The deep humanity of Ghibli now helps cinemas

shizuku pushing the bike

In Japan the hearts of many jumped, when the news broke that some of the iconic movies of the Ghibli production house will be shown in cinema’s again.

When cinemas recently reopened in Japan, hardly anyone dared to come and watch movies. In an attempt to attract audiences Toho cinemas realised they had to do something extraordinary. And they did.

They agreed to show some of the icons fro. the Ghibli catalogue in cinema after many decades. Fans couldn’t contain their excitement. One of them shouted:

“Is this a dream??????????”

So how come these movies strike such a chord with audiences worldwide – but especially in their home country? This is the kind of question we like to answer from an anthropological perspective. We love to look at the patterns of how audiences connect with a brand or product.

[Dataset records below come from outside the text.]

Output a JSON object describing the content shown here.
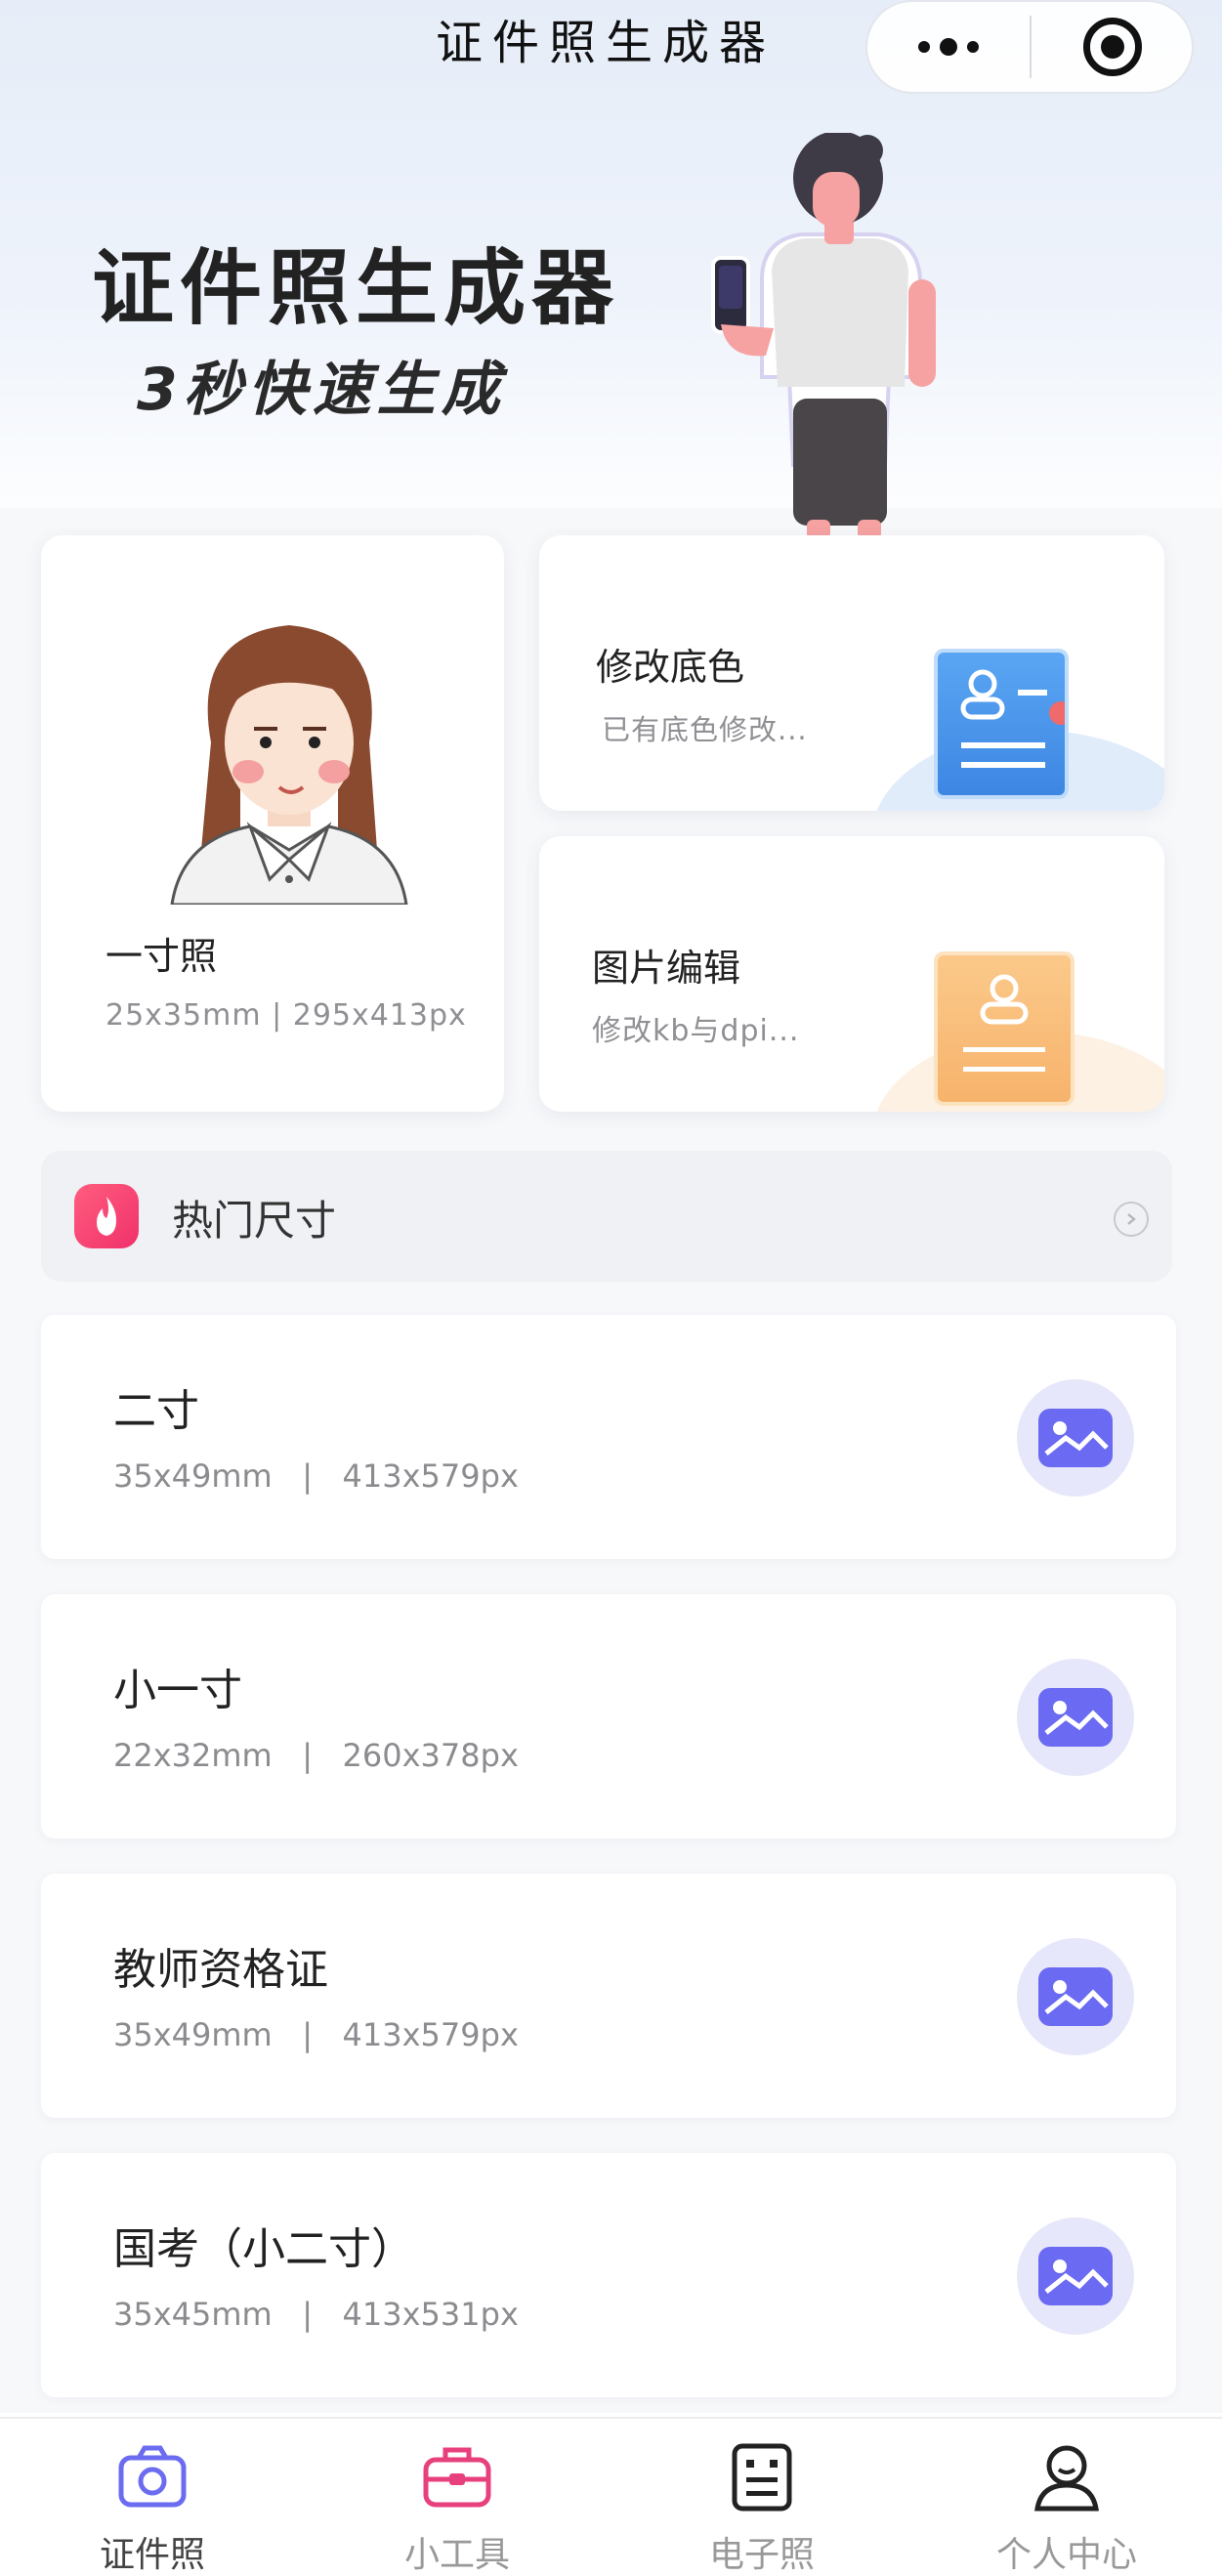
{
  "nav": {
    "title": "证件照生成器",
    "more_icon": "more-dots-icon",
    "close_icon": "target-close-icon"
  },
  "hero": {
    "title": "证件照生成器",
    "subtitle": "3秒快速生成"
  },
  "cards": {
    "main": {
      "title": "一寸照",
      "sub": "25x35mm | 295x413px"
    },
    "background": {
      "title": "修改底色",
      "sub": "已有底色修改..."
    },
    "edit": {
      "title": "图片编辑",
      "sub": "修改kb与dpi..."
    }
  },
  "hot": {
    "label": "热门尺寸",
    "icon": "fire-icon"
  },
  "sizes": [
    {
      "name": "二寸",
      "spec": "35x49mm   |   413x579px"
    },
    {
      "name": "小一寸",
      "spec": "22x32mm   |   260x378px"
    },
    {
      "name": "教师资格证",
      "spec": "35x49mm   |   413x579px"
    },
    {
      "name": "国考（小二寸）",
      "spec": "35x45mm   |   413x531px"
    }
  ],
  "tabs": [
    {
      "label": "证件照",
      "icon": "camera-icon"
    },
    {
      "label": "小工具",
      "icon": "toolbox-icon"
    },
    {
      "label": "电子照",
      "icon": "document-icon"
    },
    {
      "label": "个人中心",
      "icon": "user-icon"
    }
  ],
  "colors": {
    "accent": "#6c6cf0",
    "tool_accent": "#e8407c",
    "fire": "#f0316b"
  }
}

Quality is an important factor and the movies of Ghibli are astoundingly detailed in its images.

It gives such a feel of daily life that people familiar with that will feel natsukashi – nostalgic. But the eye for detail is only part of the story. The other part is… something hopeful in a sense. If there is anything that stands out in the Ghibli movies is a sense of deep humanity. Actually the founder and main director of Ghibli has gone on record saying that the anime world is full of anime lovers instead of people who love humans.

So obviously he was able to reach a following far beyond the anime fandom. A reported 95 percent of the Japanese population have seen his movies.

Small gestures

One of the ways to observe the deep humanity is by the small gestures the characters make. In whisper of the heart when the main character Shizuku decends a staircase to a beautiful view she briefly touches the wall. More for mental support than physical.

Small human gestures like touching the wall when walking up

When she is on the back of bike on a steep slope up, it doesn’t turn into a heroic tour de force. She gets of and starts pushing the boy on the bike that was carrying her. Insisting to be of help.

These are the deeply human traits that make the Ghibli films so popular and something that other brands might be able to learn from.